Oregon Coast

Oregon Coast

Monday, June 02, 2014

Beyond pretty pictures

Often times I feel like the world see my world through a series of facebook posts and pictures.  These posts can be deceiving.  Sharing the "whole" story behind each pretty picture can be so intimate and painful that it's not considered normal to over-share ones burdens in this way.

This blog post will be a truthful "snapshot" into what I'm dealing with currently.  It will be impossible to really share it all, so keep in mind that this is just the tip of the iceberg.


At first glance this is a great family shot.  Jacob is down in the tidepools busy trying to catch a fish with his hands.  Brody, our dog, is busy enjoying every second of running free at the best dog park in the world!  I had found peace and quiet at the top of this basalt column but that quickly ended when Josiah joined me to complain about how tired he was and how annoying his little brother was being.  This just shows the happy smiling family for the moment and not what we were really feeling.

On one hand, I was completely loving and enjoying my view.  Shown below...


Then in the next second life changes.  As is normal with everybody's daily life.  Our worlds and realities can change in an instant.

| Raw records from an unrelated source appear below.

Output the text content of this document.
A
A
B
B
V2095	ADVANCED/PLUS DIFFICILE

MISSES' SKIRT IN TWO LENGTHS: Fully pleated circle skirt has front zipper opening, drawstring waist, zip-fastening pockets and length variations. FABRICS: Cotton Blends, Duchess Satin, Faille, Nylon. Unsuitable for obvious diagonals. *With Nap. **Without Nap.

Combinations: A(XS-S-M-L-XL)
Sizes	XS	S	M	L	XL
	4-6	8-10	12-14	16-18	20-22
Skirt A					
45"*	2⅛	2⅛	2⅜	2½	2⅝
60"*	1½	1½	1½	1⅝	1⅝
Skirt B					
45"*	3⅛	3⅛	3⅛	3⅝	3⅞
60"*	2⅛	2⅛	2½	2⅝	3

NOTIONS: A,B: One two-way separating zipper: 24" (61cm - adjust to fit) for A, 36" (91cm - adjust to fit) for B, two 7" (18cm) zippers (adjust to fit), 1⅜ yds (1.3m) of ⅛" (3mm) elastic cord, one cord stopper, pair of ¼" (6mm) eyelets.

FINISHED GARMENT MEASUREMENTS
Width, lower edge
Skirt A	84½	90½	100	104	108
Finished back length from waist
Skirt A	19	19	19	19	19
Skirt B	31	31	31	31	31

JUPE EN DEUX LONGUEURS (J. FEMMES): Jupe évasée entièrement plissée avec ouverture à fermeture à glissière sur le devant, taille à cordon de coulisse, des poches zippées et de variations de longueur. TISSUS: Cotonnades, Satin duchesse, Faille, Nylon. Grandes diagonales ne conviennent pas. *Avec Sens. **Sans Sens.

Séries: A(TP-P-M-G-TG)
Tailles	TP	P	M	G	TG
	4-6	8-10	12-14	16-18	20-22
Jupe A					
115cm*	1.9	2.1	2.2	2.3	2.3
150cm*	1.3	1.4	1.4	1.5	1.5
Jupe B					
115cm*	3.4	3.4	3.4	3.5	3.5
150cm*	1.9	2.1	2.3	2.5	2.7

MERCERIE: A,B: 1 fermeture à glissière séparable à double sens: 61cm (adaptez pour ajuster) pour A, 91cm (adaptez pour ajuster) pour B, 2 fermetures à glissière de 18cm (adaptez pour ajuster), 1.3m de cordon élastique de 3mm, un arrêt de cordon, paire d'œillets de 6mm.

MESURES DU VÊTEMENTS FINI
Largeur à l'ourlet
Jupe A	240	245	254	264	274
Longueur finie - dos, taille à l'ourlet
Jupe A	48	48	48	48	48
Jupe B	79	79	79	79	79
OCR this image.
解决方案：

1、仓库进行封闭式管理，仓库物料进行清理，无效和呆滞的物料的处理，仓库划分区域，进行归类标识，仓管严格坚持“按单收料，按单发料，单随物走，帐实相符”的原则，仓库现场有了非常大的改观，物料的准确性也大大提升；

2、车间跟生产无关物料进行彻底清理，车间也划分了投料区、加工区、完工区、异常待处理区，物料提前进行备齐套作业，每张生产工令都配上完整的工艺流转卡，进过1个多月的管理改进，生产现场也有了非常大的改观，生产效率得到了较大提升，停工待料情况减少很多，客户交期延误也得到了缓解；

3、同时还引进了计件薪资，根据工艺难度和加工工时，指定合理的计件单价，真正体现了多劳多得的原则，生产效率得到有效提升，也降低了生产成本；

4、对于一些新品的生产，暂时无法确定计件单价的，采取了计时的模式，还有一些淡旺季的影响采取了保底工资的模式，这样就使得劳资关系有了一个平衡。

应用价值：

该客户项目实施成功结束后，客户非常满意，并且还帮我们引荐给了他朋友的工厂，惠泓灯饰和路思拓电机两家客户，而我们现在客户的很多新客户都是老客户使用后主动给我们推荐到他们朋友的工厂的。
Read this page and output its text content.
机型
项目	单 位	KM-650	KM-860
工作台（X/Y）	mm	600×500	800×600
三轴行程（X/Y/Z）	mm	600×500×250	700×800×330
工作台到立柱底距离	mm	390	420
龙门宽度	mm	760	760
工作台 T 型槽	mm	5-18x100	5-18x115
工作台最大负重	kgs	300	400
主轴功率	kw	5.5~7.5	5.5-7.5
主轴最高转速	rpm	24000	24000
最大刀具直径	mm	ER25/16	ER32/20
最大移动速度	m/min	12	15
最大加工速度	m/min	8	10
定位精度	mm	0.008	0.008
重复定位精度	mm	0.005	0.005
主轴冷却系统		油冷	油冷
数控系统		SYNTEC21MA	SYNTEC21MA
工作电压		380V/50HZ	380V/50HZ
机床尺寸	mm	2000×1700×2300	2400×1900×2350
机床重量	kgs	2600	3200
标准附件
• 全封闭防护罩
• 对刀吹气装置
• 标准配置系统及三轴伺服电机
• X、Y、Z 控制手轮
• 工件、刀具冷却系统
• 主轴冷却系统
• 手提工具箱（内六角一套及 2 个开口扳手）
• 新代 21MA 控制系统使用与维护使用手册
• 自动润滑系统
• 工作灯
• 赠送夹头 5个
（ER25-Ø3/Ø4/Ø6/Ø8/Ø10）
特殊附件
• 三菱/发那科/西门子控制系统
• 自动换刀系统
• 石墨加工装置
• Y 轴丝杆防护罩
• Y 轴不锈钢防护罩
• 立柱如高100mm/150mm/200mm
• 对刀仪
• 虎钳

Our boys had been at each other all day.  Starting with arguments all morning at the campground. Jacob and Josiah view social situations completely different! I'm not even sure how Josiah sees the world because I'm at a loss!  All I know is Jacob always ends up the most hurt at the end of every situation. (Perhaps because he's the youngest) This particular situation started with the first picture above.  All seemed normal and to be going well.  Then all these small things add up.  Not enough sleep, constant arguing, bickering about who found the best rocks. etc etc.  Ten minutes later we're all walking down the beach (seen in the second picture down) back to our truck, and we're all picking up agates.  The next second I see Jacob crying hysterically, holding his neck, and Josiah is sitting in the beach looking at me like he's pissed off at the world (again). Sparing the few details I have yet to put together, Josiah stabbed his brother in the neck with a stick, narrowly missing his main artery.  Thankfully Jacob's neck didn't hardly bleed, and mostly looks like a big scrape.  These kind of violent outbreaks have been happening at an alarming rate around our home though.  This episode is just my last straw!

This last year we have all been victims of Josiah's violent outbursts.  He sees a multitude of specialists and is taking low doses of a couple different medications to control his mood, anger, and impulsiveness. (Absolutely no judgement here folks)  We have a therapist who comes to our home weekly that helps Josiah learn how to control himself on a daily basis.  Jonny and I have adjusted how we parent according to suggestions from his therapist and psychiatrist.  However, Josiah still continues on this spiral.  Yelling hateful(sometimes cursing) things at us, threatening to hurt himself or others, thrashing his room, running away (staying in the neighborhood but takes me a long time to find him!).  I'm just at a crossroads right now of where do we go from here.  Take him to the hospital to get more intense psychiatric help or even more scary call the police while he is in an "episode". However, I see these as just "episodes" and in no way describes who Josiah is as a whole person.  It is completely heartbreaking to see your child go down this path that I feel like I'm grabbing at straws to keep him from going down it further.  I'm at a difficult and heartbreaking crossroad behind all these pretty pictures.